The move to decrease or disallow benefits due to “pre-existing medical conditions” has been challenged as illegal, and is certainly a departure from the founding tenets of the workers’ compensation system in Canada—often referred to as the “thin-skull principle,” which says workers cannot be discriminated against because of a pre-existing condition that caused no symptoms before a workplace accident.
“The whole thing went against the very foundation of principles laid down by Justice Meredith when the workmen’s compensation program was established in the province,” said Mr. Shain. “To me WSIB has lost its moral compass.”
Originally, Ontario’s workplace insurance program was a social compact between workers and employers in the province. “In exchange for workers giving up their right to sue in the courts they were supposed to be adequately supported in return,” he said. “Instead, the system has changed course with the prime objective of limiting costs to employers so that they will not leave the jurisdiction. I get that. But it is the injured worker who is the one paying the price of that policy.”

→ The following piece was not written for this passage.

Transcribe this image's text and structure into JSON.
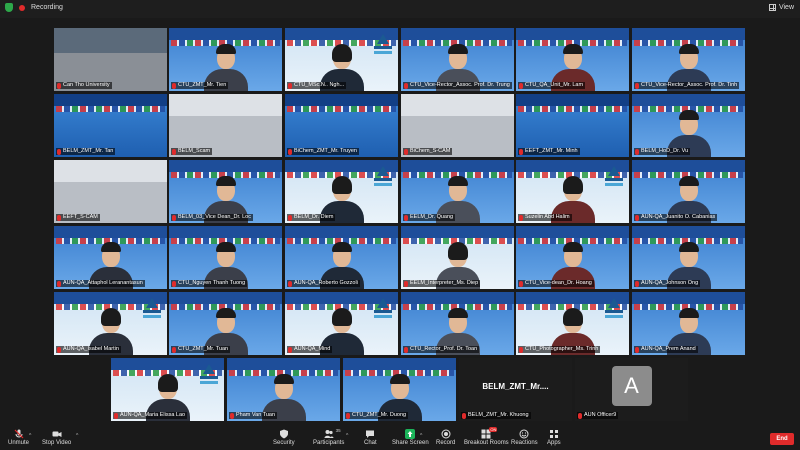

For many of the people Mr. Shain represents the pre-existing condition policy had a substantial negative impact. “Yes, for sure,” he said. “A lot of the people I have represented in front of the board have been determined to have a pre-existing condition.”
A cynical view of the policy reversal may be gleaned through the lens of how the policy was performing in the courts. A Toronto Star investigation determined that up to 80 percent of those cases where benefits were slashed were later overturned on appeal by the WSIB’s independent review board.
Although the WSIB will no longer cut benefits for people who had what it calls “non-measurable, asymptomatic pre-existing conditions” and a review of the 4,500 claims is expected to be completed by mid-2018 and could see an increase in the lump sum payments they received as a result of their permanent injury, it isn’t a complete win.
“People are still going to lose benefits for something that did not affect them as workers,” noted Mr. Shain. “The review will only result in changes to workers’ benefits if the board decides their pre-existing condition is non-measurable.”
At this point in the story, Mr. Shain said that it was difficult to assess what the impact of the WSIB change of heart will, be but that it does appear to be positive. “Like I said, a step forward, but not travelling all the way back to what Justice Meredith intended when the social contract between workers and employers was first set up. We still have a long way to go to get back to there.”